Electoral ward in Barry, Wales

Illtyd is an electoral ward in Barry, Vale of Glamorgan, Wales. It is represented by councillors on Barry Town Council and the Vale of Glamorgan Council.

==Description==
The Illtyd ward covers a residential part of Barry to the west of the town. Barry College campus is in the ward as well as several schools, including the Welsh-medium Ysgol Gymraeg Bro Morgannwg. The Barry ward of Baruc lies to the south, Dyfan lies to the northeast. The Vale ward of Rhoose lies to the west.

According to the 2011 census the population of the ward was 8,201, with 6,433 of voting age.

==Town Council elections==
The Court ward elects three councillors to Barry Town Council.

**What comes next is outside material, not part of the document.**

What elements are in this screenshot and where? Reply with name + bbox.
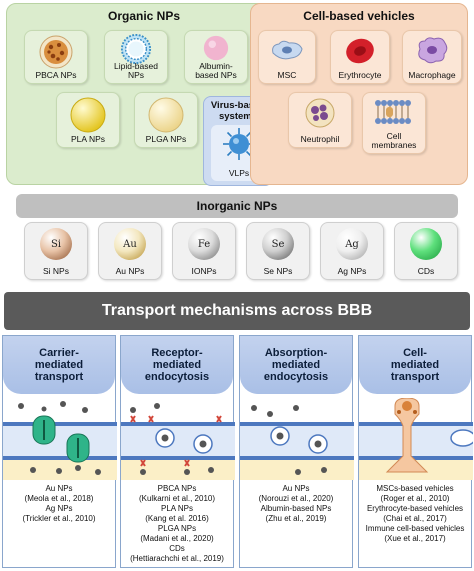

==County Council 1995-date==
Since 1995 Illtyd has been a county ward, electing three county councillors to Vale of Glamorgan Council unitary authority. At the 1995 and 2012 elections all three seats were won by the Labour Party, while in 1999, 2004 and 2008 all three seats were won by the Conservative Party.

On 4 May 2017 the Illtyd ward was regained by the Conservatives, as part of a wider success across Barry and the Vale. The three seats were won by Janice Charles, Tony Hampton and Marguerita Wright.

In December 2018 one of the Conservative councillors, a former cabinet member of the council, was suspended by the Conservative Party after being charged with 10 historical sexual offences.

A by-election took place on 11 September 2025, following the death of long-standing Labour councillor, Howard Hamilton. The election was won by Reform UK candidate, Brandon Dodd, the first Reform councillor on Vale of Glamorgan Council. The ward was subsequently represented by Dodd for Reform, Naomi Marshallsea for Labour and Janice Charles for the Conservatives.

==Borough Council 1973-1996==
Illtyd was also an electoral ward to the Vale of Glamorgan Borough Council between 1973 and 1996, electing three councillors. In 1973 it elected two Labour and one Independent councillor, but subsequently elected a mix of Labour and Conservative representatives.